Kaspersky’s GReAT uncovered a new campaign linked to Operation DreamJob (also known as DeathNote), attributed to the Lazarus group.
Initially targeting cryptocurrency businesses since 2019, the campaign expanded in last year to IT and defense sectors in Europe, Latin America, South Korea, and Africa. Recently, Lazarus targeted employees at a nuclear-related organization in Brazil and an unidentified sector in Vietnam. Over a month, two employees received multiple archive files disguised as IT job assessments.

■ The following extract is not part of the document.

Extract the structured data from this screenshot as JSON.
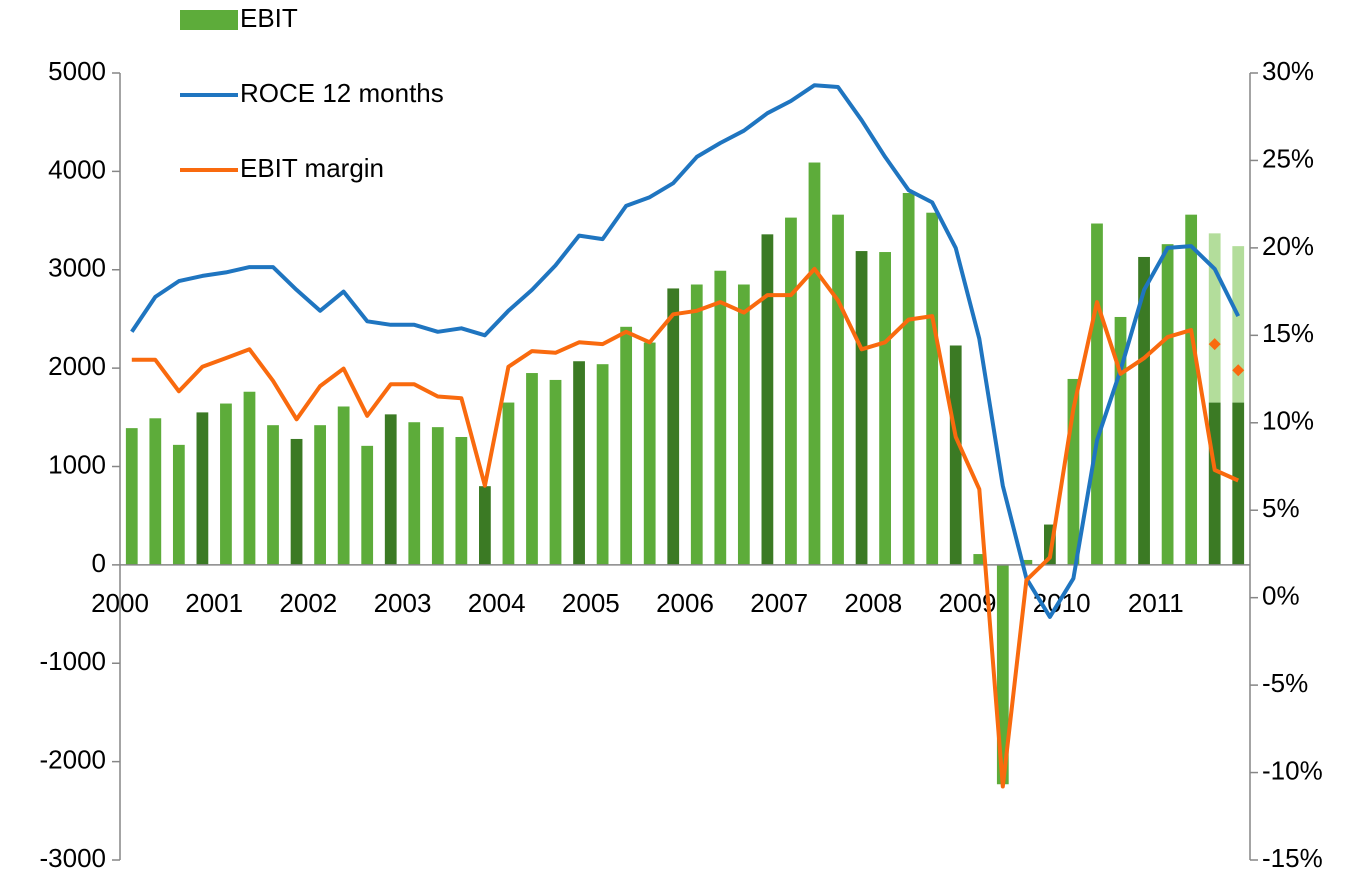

The group evolved its delivery methods, using trojanized VNC software, including AmazonVNC.exe, to deploy malware like Ranid Downloader, MISTPEN, RollMid, and a new LPEClient variant. They also introduced CookiePlus, a backdoor disguised as ComparePlus, a Notepad++ plugin. Once activated, CookiePlus collects system data and adjusts its execution schedule.
“There are substantial risks including data theft, as Operation DreamJob gathers sensitive system information that could be used for identity theft or espionage. The malware’s ability to delay its actions allows it to evade detection at the moment of penetration and persist longer on the system. By setting specific execution times, it can operate at intervals that might avoid being noticed. Additionally, the malware could manipulate system processes, making it harder to detect and potentially leading to further harm or exploitation of the system,” comments Sojun Ryu, security experts at Kaspersky’s Global Research and Analysis Team.